First responders plead not guilty to charges for death of Elijah McClain

Elijah McClain

A group of police officers and paramedics pleaded not guilty on Friday to charges stemming from their involvement in the death of an innocent unarmed 23-year-old Black man who was forcibly restrained and injected with a powerful sedative called ketamine.

Former Aurora Police officers Randy Roedema, Nathan Woodyard, and Jason Rosenblatt, along with fire department paramedic Jeremy Cooper and Lt. Peter Cichuniec all pleaded not guilty to charges contained in a 32-count indictment during a hearing in the Denver suburb of Brighton.

They did not speak during the hearing except to acknowledge that they understood their rights.

The former police and fire department officials were indicted by a state grand jury on manslaughter, criminally negligent homicide, and other charges in 2021.

Two years earlier, Elijah McClain died after being stopped while walking down the street in the Denver suburb of Aurora. A 911 caller had reported a man who seemed “sketchy.”

An amended autopsy report released last year concluded that McClain would have most likely survived but for the administration of a dose of ketamine that was higher than recommended for someone his size.

However, the manner of McClain’s death was still listed as undetermined, not a homicide.

McClain’s death fueled renewed scrutiny about the use of ketamine and led Colorado’s health department to issue a rule limiting when emergency workers can use it.

Experts in emergency medicine say prosecutions of paramedics are rare. However, in Illinois, two paramedics who strapped a Black man facedown on a stretcher after police requested an ambulance last month have been charged with murder.
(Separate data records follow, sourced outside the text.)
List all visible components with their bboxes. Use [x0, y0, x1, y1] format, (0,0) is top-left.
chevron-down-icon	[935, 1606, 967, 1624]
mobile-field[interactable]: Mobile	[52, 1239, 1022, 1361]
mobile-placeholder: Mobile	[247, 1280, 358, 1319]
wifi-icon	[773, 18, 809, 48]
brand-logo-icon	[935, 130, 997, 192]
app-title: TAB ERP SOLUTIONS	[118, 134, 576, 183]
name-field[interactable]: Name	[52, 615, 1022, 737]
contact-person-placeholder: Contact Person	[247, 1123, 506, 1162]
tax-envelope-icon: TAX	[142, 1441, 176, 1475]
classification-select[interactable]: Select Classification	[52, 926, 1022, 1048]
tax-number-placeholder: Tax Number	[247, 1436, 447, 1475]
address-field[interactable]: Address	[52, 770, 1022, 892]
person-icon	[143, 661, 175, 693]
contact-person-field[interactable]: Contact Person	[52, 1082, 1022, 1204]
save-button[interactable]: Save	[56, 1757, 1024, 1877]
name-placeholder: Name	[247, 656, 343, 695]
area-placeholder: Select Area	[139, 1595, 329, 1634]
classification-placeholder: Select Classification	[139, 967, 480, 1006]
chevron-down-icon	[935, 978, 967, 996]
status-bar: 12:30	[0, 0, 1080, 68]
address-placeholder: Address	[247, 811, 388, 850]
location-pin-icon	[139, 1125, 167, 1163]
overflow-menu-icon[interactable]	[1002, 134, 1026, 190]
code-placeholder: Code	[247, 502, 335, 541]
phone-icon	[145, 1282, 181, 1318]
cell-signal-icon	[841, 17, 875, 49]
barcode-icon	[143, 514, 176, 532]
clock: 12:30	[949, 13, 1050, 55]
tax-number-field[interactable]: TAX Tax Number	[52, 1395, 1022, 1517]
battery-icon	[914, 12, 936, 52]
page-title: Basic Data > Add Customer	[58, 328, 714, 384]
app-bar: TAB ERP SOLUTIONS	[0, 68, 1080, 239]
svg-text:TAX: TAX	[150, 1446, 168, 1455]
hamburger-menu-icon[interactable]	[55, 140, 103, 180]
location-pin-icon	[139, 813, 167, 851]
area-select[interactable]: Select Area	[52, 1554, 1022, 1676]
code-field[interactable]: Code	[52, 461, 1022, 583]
A 23-year-old massage therapist, McClain was walking home from an Aurora convenience store when someone called 911 and said he was allegedly acting suspiciously.

McClain, who had a blood circulation disorder, was wearing a ski mask and was dressed warmly.

Woodyard, Rosenblatt, and Roedema arrived on the scene and began questioning McClain, but the exchange quickly escalated when McClain—who was not armed and had not committed a crime—tried to assert his rights.

McClain told the officers that he preferred personal space, according to a tape of the incident.

McClain didn’t stop when officers told him to, later telling them couldn’t hear them because he had his music on his headphones.

Officers claim McClain resisted arrest, and that he attempted to take one of their guns, body camera footage does not show any evidence that the victim tried reaching for their guns.

The officers eventually used carotid chokeholds on McClain twice as they attempted to subdue him.

Randy Roedema, Nathan Woodyard, Jeremy Cooper, Jason Rosenblatt and Peter Cichuniec.

McClain briefly passed out and vomited a couple of times. Such holds have since been banned statewide.

When paramedics arrived at the scene, they diagnosed McClain with “excited delirium” — meaning they thought he was exhibiting “superhuman” strength — without talking to him or physically touching him.

They injected McClain with 500 mg of ketamine — a dose that would have been slightly too much for a 200-pound person. McClain weighed 143 pounds. 

Shortly after McClain was loaded into the ambulance, the paramedics discovered that he had no pulse and was not breathing. He went into cardiac arrest while being transported to the hospital.

The attorneys for Sheneen McClain, Elijah McClain’s mother, announced the family reached a settlement with the city of Aurora in October 2021.

The lawsuit stated in part: “Aurora’s brutality denied Elijah almost his entire adult life, a life of bright promise both for him and for the many people with whom he would have shared his light and compassion.”